Ntombizakhona Mabaso

for AWS Community Builders

Posted on Feb 5 • Edited on Feb 6

Design Highly Available And / Or Fault-Tolerant Architectures

#aws #certification #cloud #solutionsarchitect

Exam Guide: Solutions Architect - Associate
🧱 Domain 2: Design Resilient Architectures
📘 Task Statement 2.2

🎯 Designing Highly Available And Fault Tolerant Architectures is about keeping workloads running despite failures.

High Availability (HA): the system stays up through component failures
Fault Tolerance (FT): the system continues operating with no interruption

Highly Available usually means Multi-AZ + load balancing + managed services + no single points of failure.

Knowledge

1 | AWS Global Infrastructure

AZs, Regions, Route 53

1 Availability Zones (AZs): isolated failure domains within a Region

2 Regions: separate geographic areas for disaster recovery

3 Amazon Route 53: DNS-based routing and health checks (common for regional failover)

“Must survive an AZ failure” → Multi-AZ design.

“Must survive a regional outage” → Multi-region DR + Route 53 failover.

2 | AWS Managed Services With Appropriate Use Cases

This bullet exists because managed services often include built-in HA scaling and reduce your operational risk.

Even if services like Comprehend or Polly aren’t HA topics by themselves, the exam tests the principle:

Prefer managed services when you want higher reliability with less custom work.

3 | Basic Networking Concepts

Route Tables

HA and FT depend on correct routing:
1 Public subnets route to an Internet Gateway (IGW)
2 Private subnets may route outbound via NAT Gateway
3 Multi-AZ designs require correct subnet/routing per AZ

4 | Disaster Recovery Strategies

RPO/RTO, backup-restore, pilot light, warm standby, active-active

Know these by cost vs recovery speed:

DR strategy	What it is	Typical RTO/RPO	Cost
Backup & Restore	restore from backups into a new environment	Slow RTO, higher RPO	Lowest
Pilot Light	minimal core services running (e.g., DB + minimal infra)	Medium RTO, medium RPO	Low–Medium
Warm Standby	scaled-down but fully functional stack always running	Faster RTO, low RPO	Medium–High
Active-Active	both Regions serve traffic	Lowest RTO/RPO	Highest

If RTO/RPO are strict, the answer moves toward warm standby / active-active.

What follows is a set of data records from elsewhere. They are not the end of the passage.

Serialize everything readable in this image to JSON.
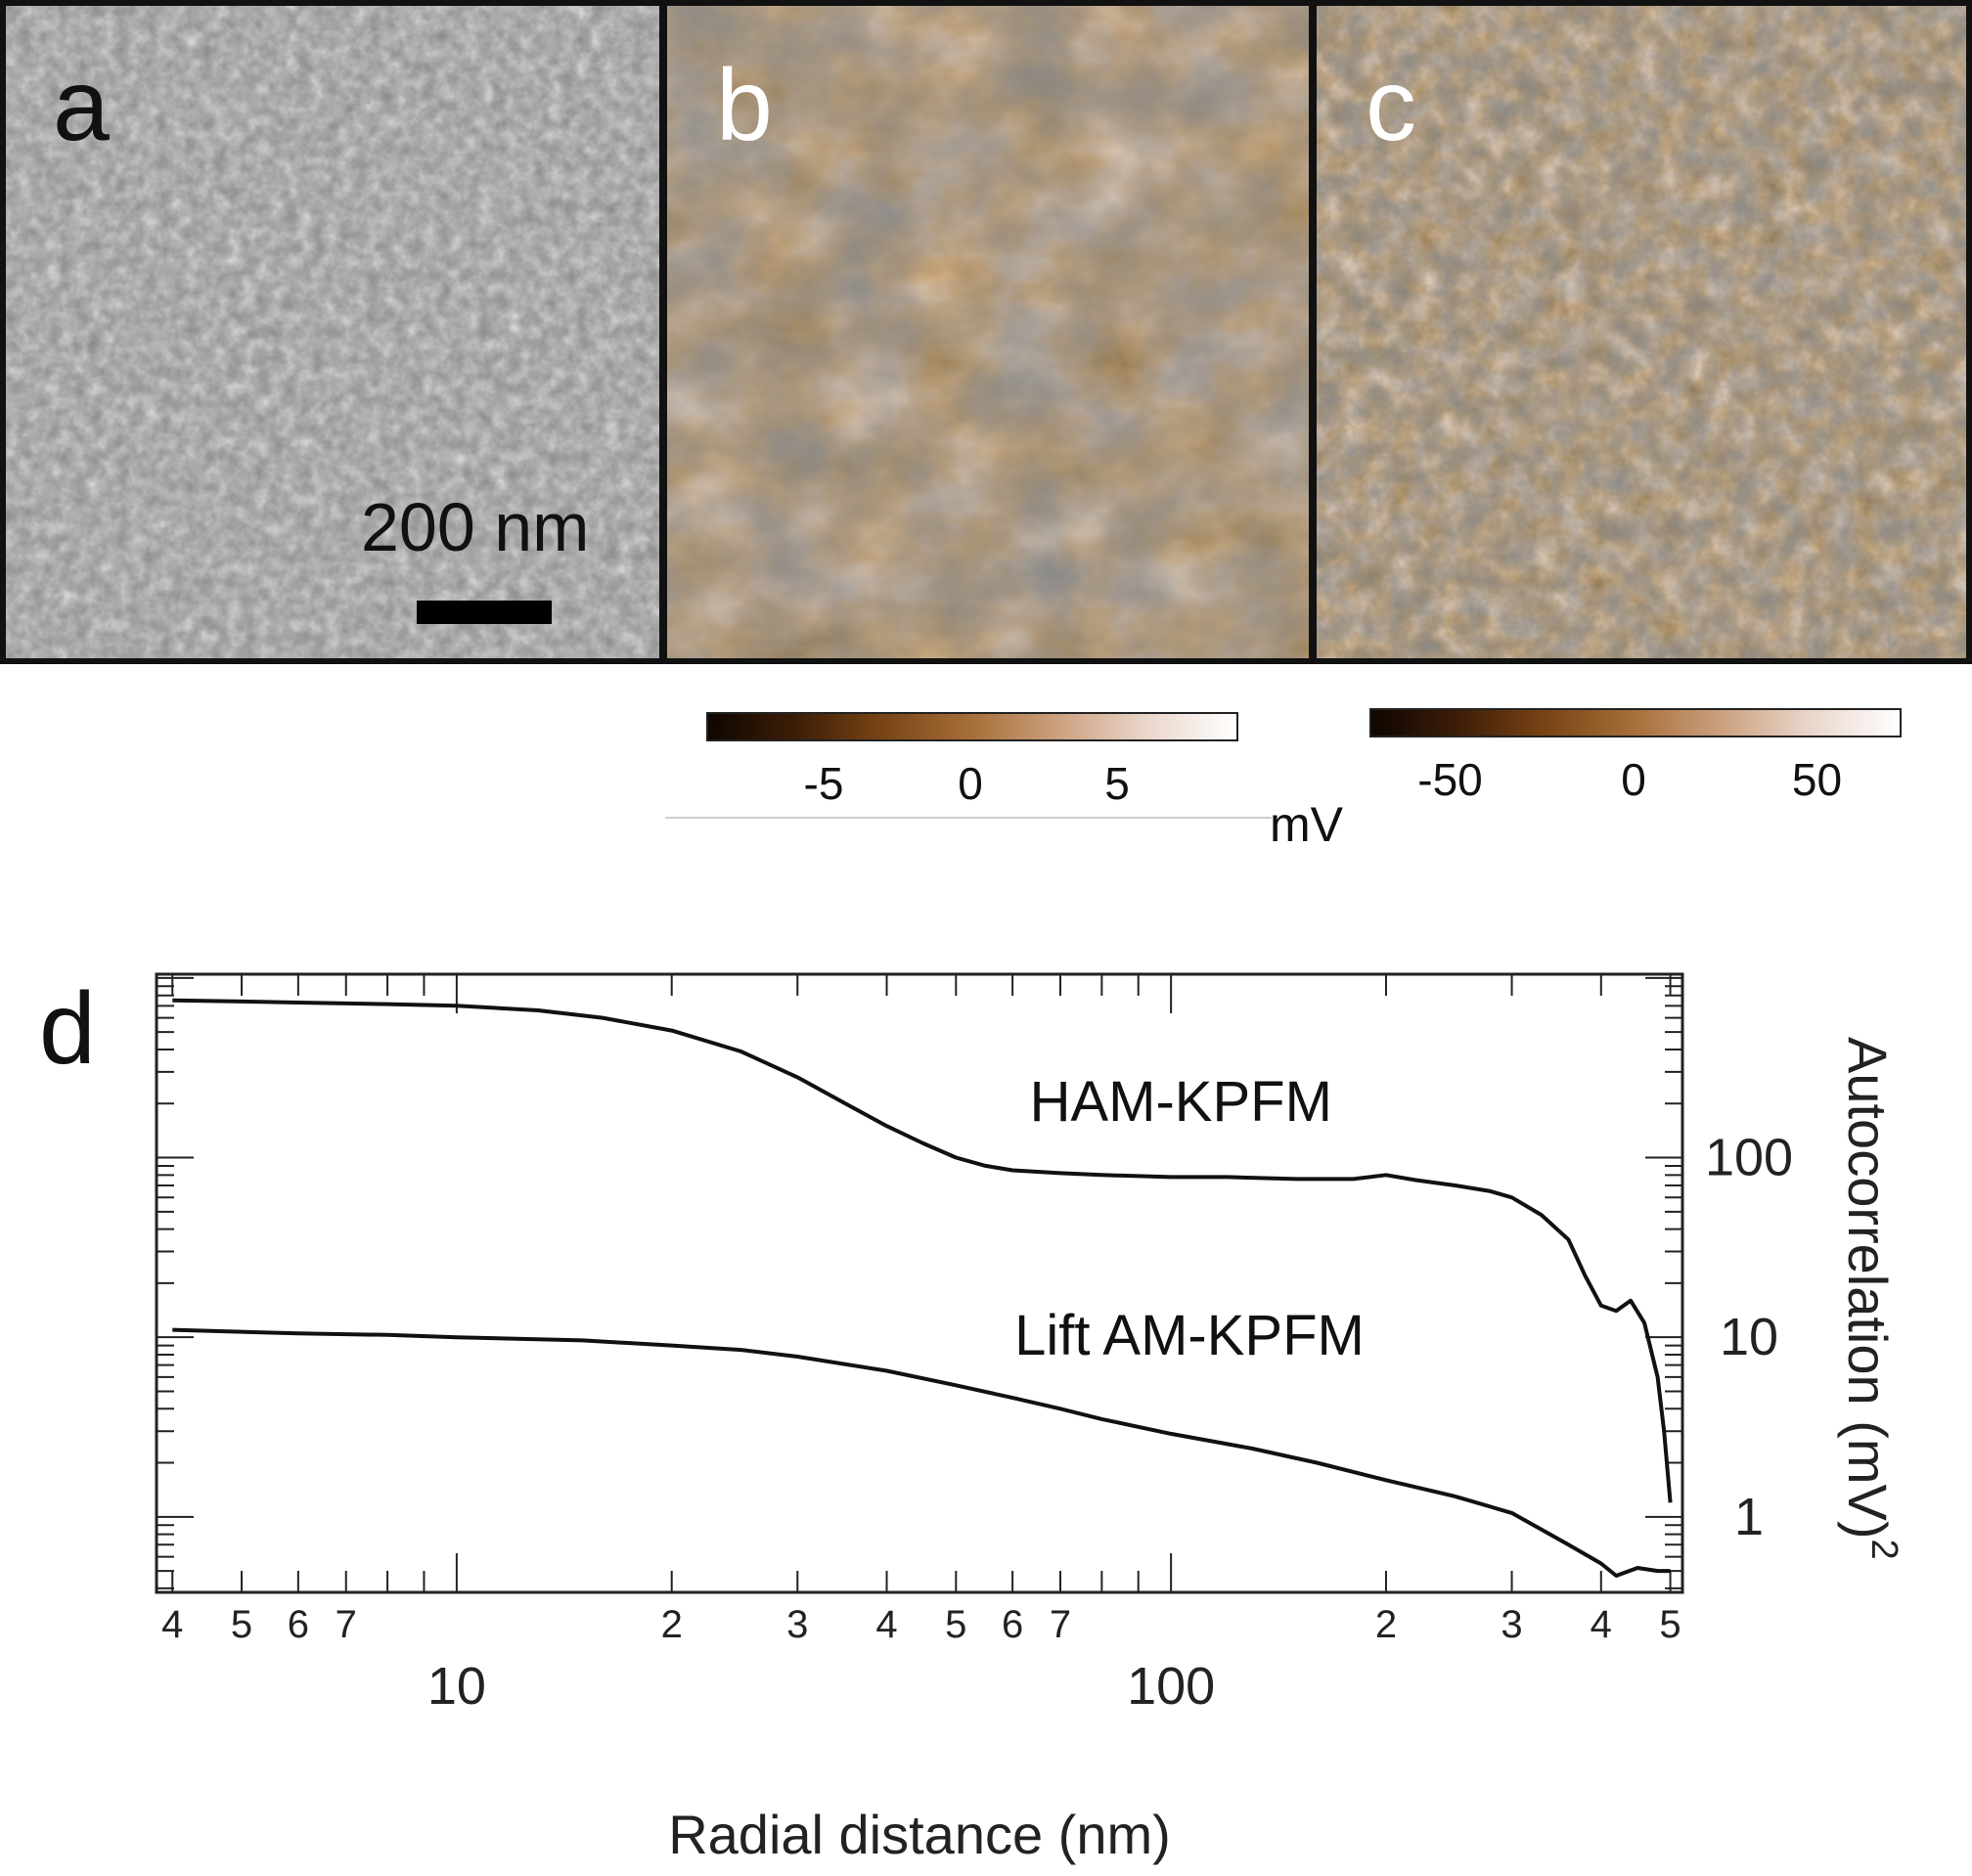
{
  "panels": {
    "a": {
      "label": "a",
      "scale_bar_label": "200 nm"
    },
    "b": {
      "label": "b"
    },
    "c": {
      "label": "c"
    }
  },
  "colorbars": {
    "b": {
      "ticks": [
        -5,
        0,
        5
      ],
      "range": [
        -9,
        9
      ]
    },
    "c": {
      "ticks": [
        -50,
        0,
        50
      ],
      "range": [
        -72,
        72
      ]
    },
    "unit": "mV"
  },
  "panel_d": {
    "label": "d"
  },
  "chart_data": {
    "type": "line",
    "title": "",
    "xlabel": "Radial distance (nm)",
    "ylabel": "Autocorrelation (mV)",
    "ylabel_superscript": "2",
    "xscale": "log",
    "yscale": "log",
    "xlim": [
      3.8,
      520
    ],
    "ylim": [
      0.38,
      1050
    ],
    "y_ticks": [
      1,
      10,
      100
    ],
    "x_major_ticks": [
      10,
      100
    ],
    "x_minor_tick_labels": [
      {
        "value": 4,
        "label": "4"
      },
      {
        "value": 5,
        "label": "5"
      },
      {
        "value": 6,
        "label": "6"
      },
      {
        "value": 7,
        "label": "7"
      },
      {
        "value": 20,
        "label": "2"
      },
      {
        "value": 30,
        "label": "3"
      },
      {
        "value": 40,
        "label": "4"
      },
      {
        "value": 50,
        "label": "5"
      },
      {
        "value": 60,
        "label": "6"
      },
      {
        "value": 70,
        "label": "7"
      },
      {
        "value": 200,
        "label": "2"
      },
      {
        "value": 300,
        "label": "3"
      },
      {
        "value": 400,
        "label": "4"
      },
      {
        "value": 500,
        "label": "5"
      }
    ],
    "series": [
      {
        "name": "HAM-KPFM",
        "x": [
          4,
          5,
          6,
          8,
          10,
          13,
          16,
          20,
          25,
          30,
          35,
          40,
          45,
          50,
          55,
          60,
          70,
          80,
          100,
          120,
          150,
          180,
          200,
          220,
          250,
          280,
          300,
          330,
          360,
          380,
          400,
          420,
          440,
          460,
          480,
          490,
          500
        ],
        "y": [
          750,
          740,
          730,
          715,
          700,
          660,
          600,
          510,
          390,
          280,
          200,
          150,
          120,
          100,
          90,
          85,
          82,
          80,
          78,
          78,
          76,
          76,
          80,
          75,
          70,
          65,
          60,
          48,
          35,
          22,
          15,
          14,
          16,
          12,
          6,
          3,
          1.2
        ]
      },
      {
        "name": "Lift AM-KPFM",
        "x": [
          4,
          6,
          8,
          10,
          15,
          20,
          25,
          30,
          40,
          50,
          60,
          70,
          80,
          100,
          130,
          160,
          200,
          250,
          300,
          330,
          360,
          400,
          420,
          450,
          480,
          500
        ],
        "y": [
          11,
          10.5,
          10.3,
          10,
          9.6,
          9,
          8.5,
          7.8,
          6.5,
          5.4,
          4.6,
          4,
          3.5,
          2.9,
          2.4,
          2,
          1.6,
          1.3,
          1.05,
          0.85,
          0.7,
          0.55,
          0.47,
          0.52,
          0.5,
          0.5
        ]
      }
    ],
    "annotations": [
      {
        "text": "HAM-KPFM",
        "x": 105,
        "y": 160
      },
      {
        "text": "Lift AM-KPFM",
        "x": 100,
        "y": 8
      }
    ]
  }
}
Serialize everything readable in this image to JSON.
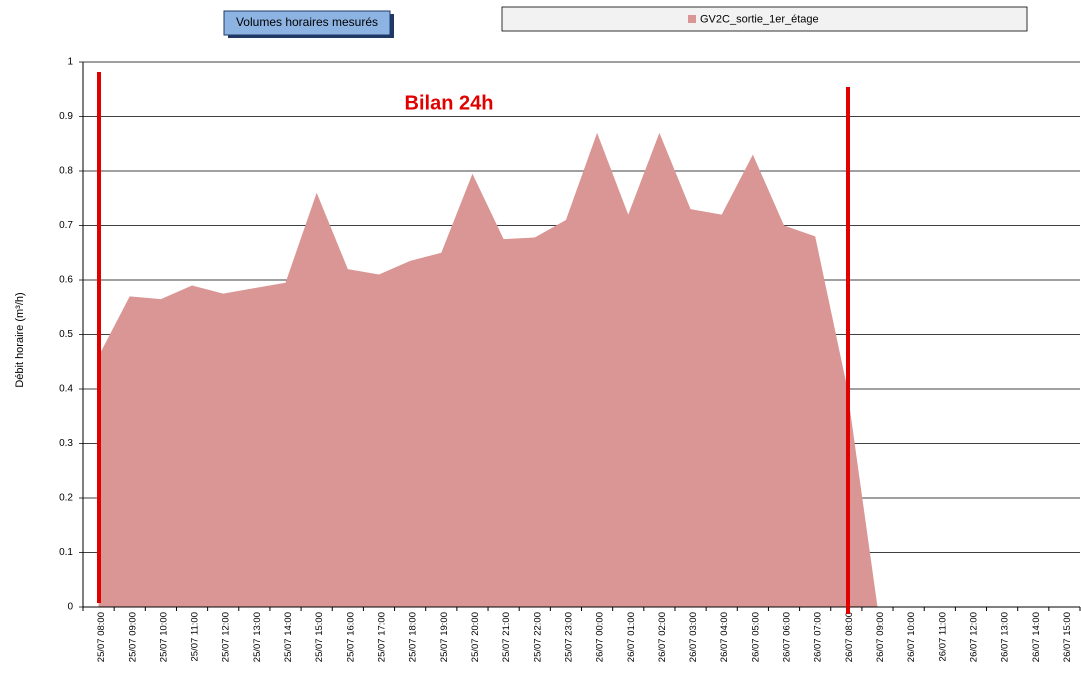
{
  "chart_data": {
    "type": "area",
    "title": "Volumes horaires mesurés",
    "annotation": "Bilan 24h",
    "y_label": "Débit horaire (m³/h)",
    "categories": [
      "25/07 08:00",
      "25/07 09:00",
      "25/07 10:00",
      "25/07 11:00",
      "25/07 12:00",
      "25/07 13:00",
      "25/07 14:00",
      "25/07 15:00",
      "25/07 16:00",
      "25/07 17:00",
      "25/07 18:00",
      "25/07 19:00",
      "25/07 20:00",
      "25/07 21:00",
      "25/07 22:00",
      "25/07 23:00",
      "26/07 00:00",
      "26/07 01:00",
      "26/07 02:00",
      "26/07 03:00",
      "26/07 04:00",
      "26/07 05:00",
      "26/07 06:00",
      "26/07 07:00",
      "26/07 08:00",
      "26/07 09:00",
      "26/07 10:00",
      "26/07 11:00",
      "26/07 12:00",
      "26/07 13:00",
      "26/07 14:00",
      "26/07 15:00"
    ],
    "series": [
      {
        "name": "GV2C_sortie_1er_étage",
        "color": "#d99694",
        "values": [
          0.46,
          0.57,
          0.565,
          0.59,
          0.575,
          0.585,
          0.595,
          0.76,
          0.62,
          0.61,
          0.635,
          0.65,
          0.795,
          0.675,
          0.678,
          0.71,
          0.87,
          0.72,
          0.87,
          0.73,
          0.72,
          0.83,
          0.7,
          0.68,
          0.41,
          0,
          null,
          null,
          null,
          null,
          null,
          null
        ]
      }
    ],
    "ylim": [
      0,
      1
    ],
    "yticks": [
      0,
      0.1,
      0.2,
      0.3,
      0.4,
      0.5,
      0.6,
      0.7,
      0.8,
      0.9,
      1
    ],
    "grid": true
  }
}
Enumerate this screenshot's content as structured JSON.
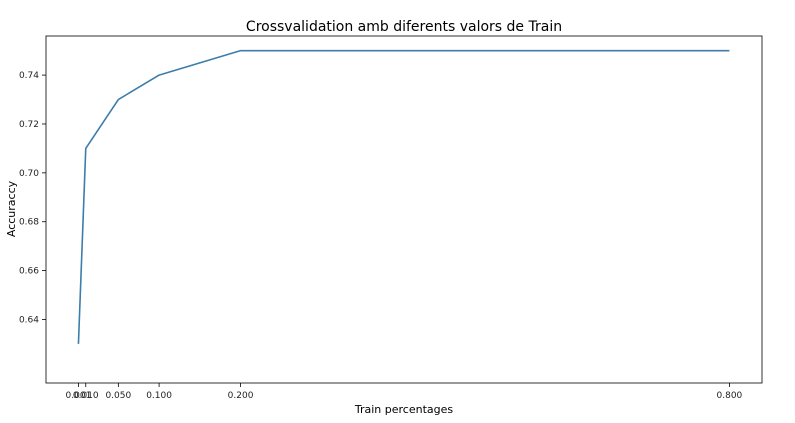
{
  "chart_data": {
    "type": "line",
    "title": "Crossvalidation amb diferents valors de Train",
    "xlabel": "Train percentages",
    "ylabel": "Accuraccy",
    "x": [
      0.001,
      0.01,
      0.05,
      0.1,
      0.2,
      0.8
    ],
    "x_tick_labels": [
      "0.001",
      "0.010",
      "0.050",
      "0.100",
      "0.200",
      "0.800"
    ],
    "y": [
      0.63,
      0.71,
      0.73,
      0.74,
      0.75,
      0.75
    ],
    "y_ticks": [
      0.64,
      0.66,
      0.68,
      0.7,
      0.72,
      0.74
    ],
    "y_tick_labels": [
      "0.64",
      "0.66",
      "0.68",
      "0.70",
      "0.72",
      "0.74"
    ],
    "xlim": [
      -0.0388,
      0.84
    ],
    "ylim": [
      0.614,
      0.756
    ],
    "grid": false,
    "legend": "none",
    "line_color": "#3b7dab"
  }
}
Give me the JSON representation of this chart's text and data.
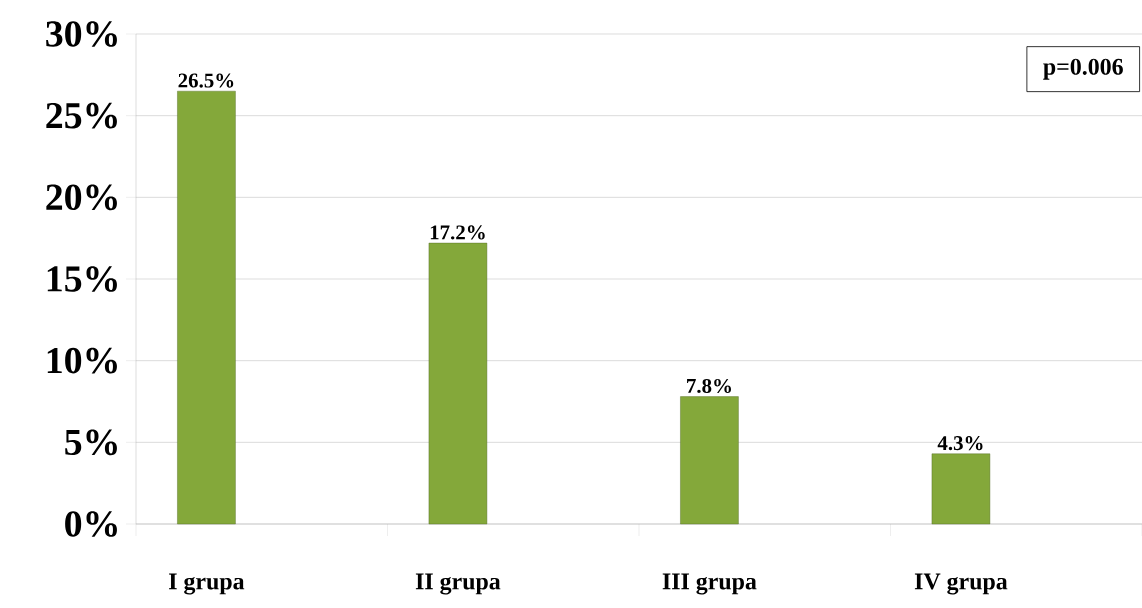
{
  "chart_data": {
    "type": "bar",
    "categories": [
      "I grupa",
      "II grupa",
      "III grupa",
      "IV grupa"
    ],
    "values": [
      26.5,
      17.2,
      7.8,
      4.3
    ],
    "value_labels": [
      "26.5%",
      "17.2%",
      "7.8%",
      "4.3%"
    ],
    "color": "#84a83a",
    "ylim": [
      0,
      30
    ],
    "yticks": [
      {
        "value": 0,
        "label": "0%"
      },
      {
        "value": 5,
        "label": "5%"
      },
      {
        "value": 10,
        "label": "10%"
      },
      {
        "value": 15,
        "label": "15%"
      },
      {
        "value": 20,
        "label": "20%"
      },
      {
        "value": 25,
        "label": "25%"
      },
      {
        "value": 30,
        "label": "30%"
      }
    ],
    "grid": "y",
    "annotations": [
      "p=0.006"
    ]
  }
}
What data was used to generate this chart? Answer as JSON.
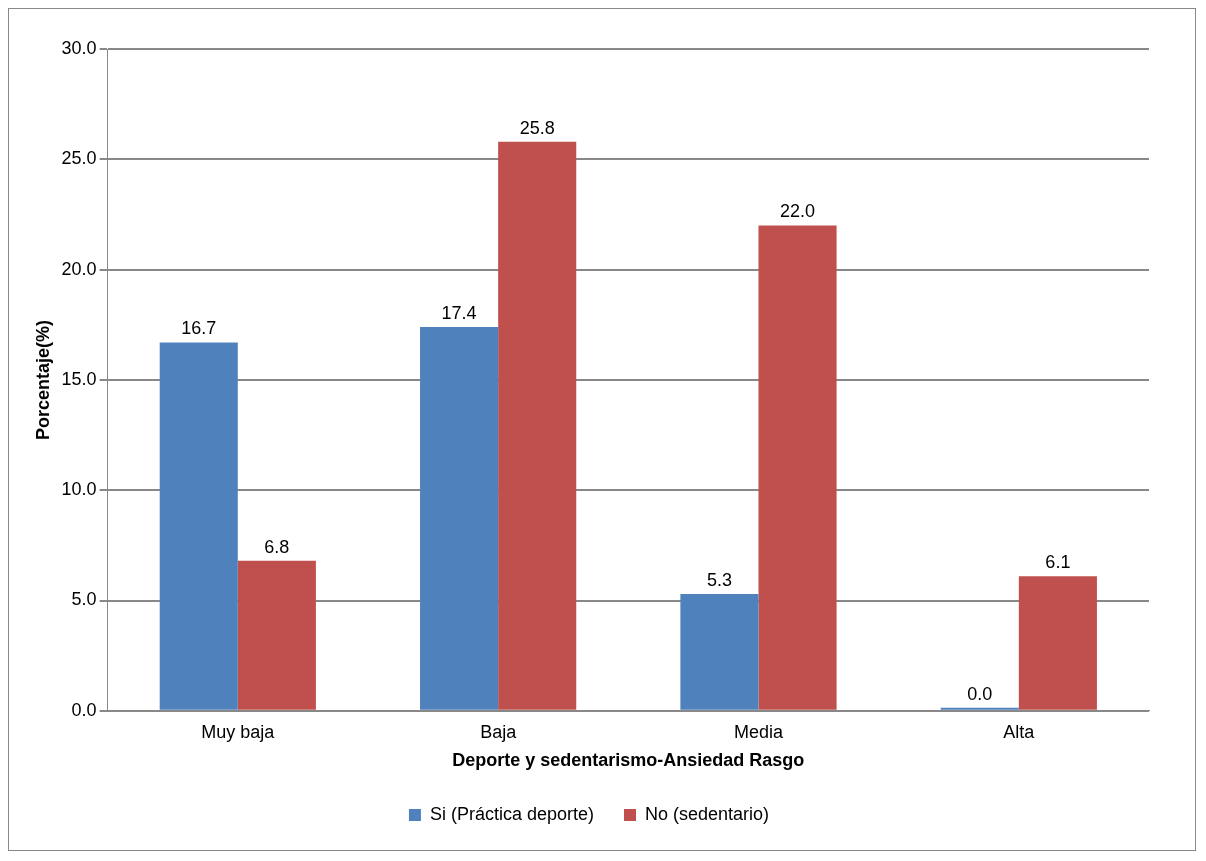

5 | Distributed Design Patterns

Common Resilience Patterns

1 Retry with backoff: avoid thundering herd
2 Timeouts: prevent resource exhaustion
3 Circuit breaker / bulkhead: limit cascade failures
4 Queue-based load leveling: SQS
5 Idempotency" safe retries
6 Multi-AZ deployment: for every critical tier

6 | Failover Strategies

Ways Failover Happens On AWS

1 Load balancer failover across targets in multiple AZs within a Region
2 Database failover: RDS Multi-AZ
3 DNS failover: Route 53 health checks across Regions
4 Client-side failover: apps try secondary endpoints

“Fail over between Regions” → Route 53 failover routing (or latency-based + health checks).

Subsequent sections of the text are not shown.